Malaysia to step up coronavirus tests with Korean antigen rapid kits

FILE PHOTO: Passengers wearing protective suits wait to check in at Kuala Lumpur International Airport, during the movement control order due to the outbreak of the coronavirus disease (COVID-19), in Sepang, Malaysia April 14, 2020. REUTERS/Lim Huey Teng

KUALA LUMPUR (Reuters) - Malaysia has approved the use of antigen rapid test kits from South Korea, as it looks to increase its coronavirus testing among high-risk groups and in places where clusters are detected, a health official said on Thursday.

Southeast Asia’s third-largest economy said last month it was considering buying 1 million rapid antigen test kits from South Korea in an effort to screen more people for the virus.

The health ministry has placed orders for the test kits and expects to get the first batch by next week, after tests showed a sensitivity level of 84.4% for the coronavirus, the director-general of health Noor Hisham Abdullah told reporters.

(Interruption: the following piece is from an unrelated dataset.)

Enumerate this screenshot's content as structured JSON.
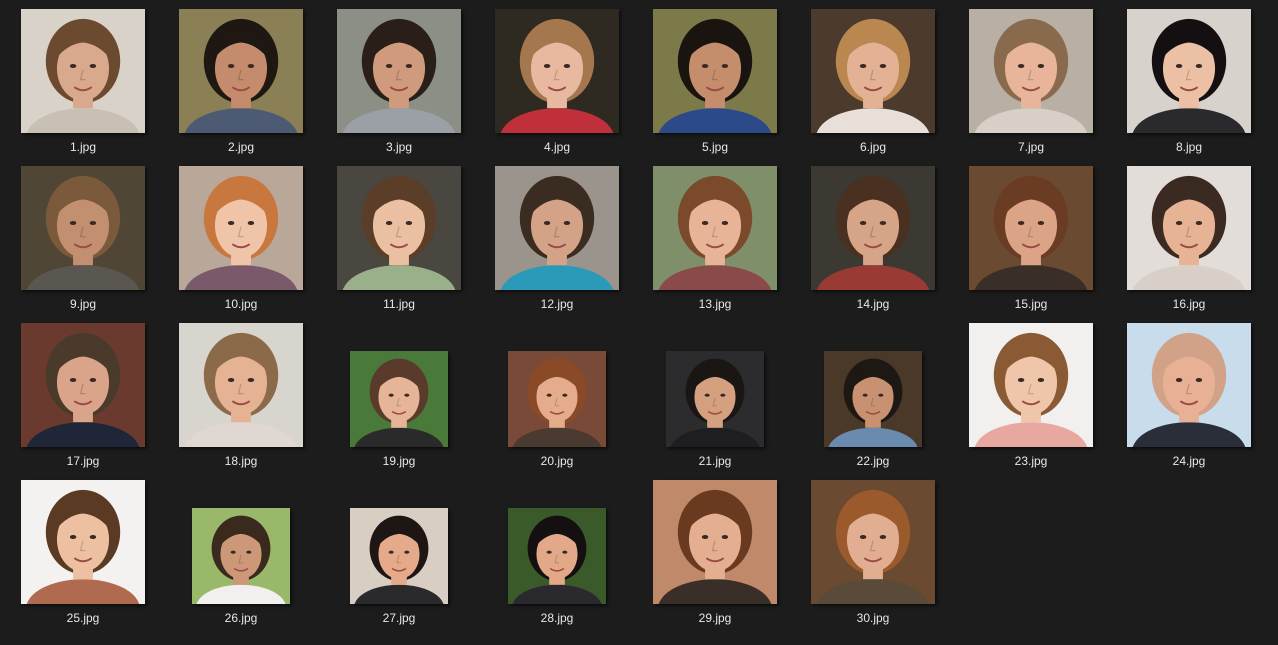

“Now that we have a test kit that is fast, portable and is cheap ... that will make the difference,” Noor Hisham told a daily news conference.

Malaysia, which until Monday had the highest number of confirmed cases in the region, has relied solely on polymerase chain reaction, or PCR, laboratory tests to confirm the presence of the novel coronavirus as serology, or antibody, rapid test kits proved unreliable.

However, a rising number of suspected cases and the need for more testing put a strain on the 43 laboratories set up to process samples, with more than 8,000 results pending reported this month, before the health ministry stopped publishing backlog data.

Health authorities have also resumed using the serology test kits as a final check at the end of a 14-day mandatory quarantine period for suspected coronavirus cases, in a bid to reduce the backlog of tests at laboratories.

Malaysia reported 110 new confirmed cases of the novel coronavirus on Thursday, raising its tally to 5,182.

The health ministry also reported one new death, taking the total number of fatalities from the outbreak to 84.